In Cool School, children encounter 52 different conflict resolution scenarios in an animated school. After watching a conflict unfold, players are given four options to resolve the problem and then see how their choice would play out. When students make correct choices, they are rewarded with trophies for the school trophy case and they earn a missing alphabet letter. This game was created by the Federal Mediation and Conciliation Service. (Grades K-2, conflict resolution)

Quest Atlantis is an online virtual environment that lets students explore virtual villages and worlds to complete quests. These quests include socially and academically meaningful activities, such as conducting environmental studies, researching other cultures, calculating frequency distributions, analyzing newspaper articles, interviewing community members, and developing action plans. (Grades 4-8, global literacy, health literacy, science)
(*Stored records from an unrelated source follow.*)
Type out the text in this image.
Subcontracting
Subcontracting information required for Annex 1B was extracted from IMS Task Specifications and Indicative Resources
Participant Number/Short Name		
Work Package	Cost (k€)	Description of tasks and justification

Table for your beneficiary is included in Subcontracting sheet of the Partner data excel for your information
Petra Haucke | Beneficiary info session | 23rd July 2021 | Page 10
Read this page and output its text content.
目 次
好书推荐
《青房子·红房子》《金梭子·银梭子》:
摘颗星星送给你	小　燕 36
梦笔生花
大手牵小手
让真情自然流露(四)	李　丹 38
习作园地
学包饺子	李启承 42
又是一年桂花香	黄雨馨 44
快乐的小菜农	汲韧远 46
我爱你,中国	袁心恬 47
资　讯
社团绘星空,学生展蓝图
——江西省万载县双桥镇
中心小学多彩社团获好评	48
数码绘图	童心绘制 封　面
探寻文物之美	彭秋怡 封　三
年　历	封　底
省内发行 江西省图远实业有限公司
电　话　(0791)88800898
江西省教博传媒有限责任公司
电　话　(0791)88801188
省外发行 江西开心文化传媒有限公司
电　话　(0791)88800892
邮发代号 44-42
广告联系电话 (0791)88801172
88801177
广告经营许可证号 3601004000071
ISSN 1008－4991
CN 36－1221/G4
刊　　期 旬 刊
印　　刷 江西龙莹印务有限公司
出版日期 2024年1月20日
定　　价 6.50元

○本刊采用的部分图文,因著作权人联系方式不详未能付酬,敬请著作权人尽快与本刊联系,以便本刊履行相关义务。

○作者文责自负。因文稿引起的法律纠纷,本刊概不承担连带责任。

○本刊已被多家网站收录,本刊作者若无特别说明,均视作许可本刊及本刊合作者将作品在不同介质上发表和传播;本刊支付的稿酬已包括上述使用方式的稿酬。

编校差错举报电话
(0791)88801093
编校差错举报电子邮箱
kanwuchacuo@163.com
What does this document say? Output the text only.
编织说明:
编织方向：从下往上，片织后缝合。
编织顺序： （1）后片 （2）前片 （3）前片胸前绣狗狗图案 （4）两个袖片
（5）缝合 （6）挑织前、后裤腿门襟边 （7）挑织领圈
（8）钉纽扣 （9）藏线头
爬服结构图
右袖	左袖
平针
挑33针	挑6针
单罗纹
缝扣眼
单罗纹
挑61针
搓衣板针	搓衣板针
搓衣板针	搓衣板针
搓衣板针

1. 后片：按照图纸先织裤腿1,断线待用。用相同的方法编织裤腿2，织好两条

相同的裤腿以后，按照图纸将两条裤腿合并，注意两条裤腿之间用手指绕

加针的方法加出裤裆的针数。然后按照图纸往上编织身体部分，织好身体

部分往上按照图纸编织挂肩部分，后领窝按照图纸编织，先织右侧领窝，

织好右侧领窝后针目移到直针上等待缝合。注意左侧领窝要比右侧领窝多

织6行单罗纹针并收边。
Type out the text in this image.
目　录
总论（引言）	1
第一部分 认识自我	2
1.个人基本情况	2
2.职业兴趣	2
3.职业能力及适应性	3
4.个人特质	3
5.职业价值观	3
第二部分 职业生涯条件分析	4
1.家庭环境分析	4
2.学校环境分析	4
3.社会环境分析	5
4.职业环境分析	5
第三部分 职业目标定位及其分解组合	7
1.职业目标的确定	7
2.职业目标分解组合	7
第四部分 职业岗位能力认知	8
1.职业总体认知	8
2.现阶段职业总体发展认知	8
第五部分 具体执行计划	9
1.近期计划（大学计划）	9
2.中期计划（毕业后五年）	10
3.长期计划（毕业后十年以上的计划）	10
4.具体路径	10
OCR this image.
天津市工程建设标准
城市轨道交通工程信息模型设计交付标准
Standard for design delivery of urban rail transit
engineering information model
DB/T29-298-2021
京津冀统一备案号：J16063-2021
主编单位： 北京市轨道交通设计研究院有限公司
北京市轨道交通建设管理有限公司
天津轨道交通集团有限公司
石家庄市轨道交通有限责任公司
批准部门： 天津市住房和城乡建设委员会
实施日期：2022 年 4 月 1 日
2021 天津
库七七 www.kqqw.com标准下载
Betwixt Folly and Fate is an immersive 3-D role-playing game that places students in 1774 Williamsburg as one of four characters. In each role, players face the challenges of daily life in early America while learning about the social classes and customs of the time. They explore eighteenth-century Williamsburg, Virginia, which is populated with dozens of characters, including George Washington, Thomas Jefferson, and Patrick Henry. Players also may bargain for goods with shopkeepers and try their hand at several colonial games. This game is not free; it may be purchased for $111.95 from Colonial Williamsburg as part of the “Day in the Life” video series. (Grades 4-8, social studies)

Electrocity was designed to teach students about energy, sustainability and environmental management. Players manage a virtual town in New Zealand and control its development through 150 turns, dealing with such issues as energy, the environment, tourism and growth.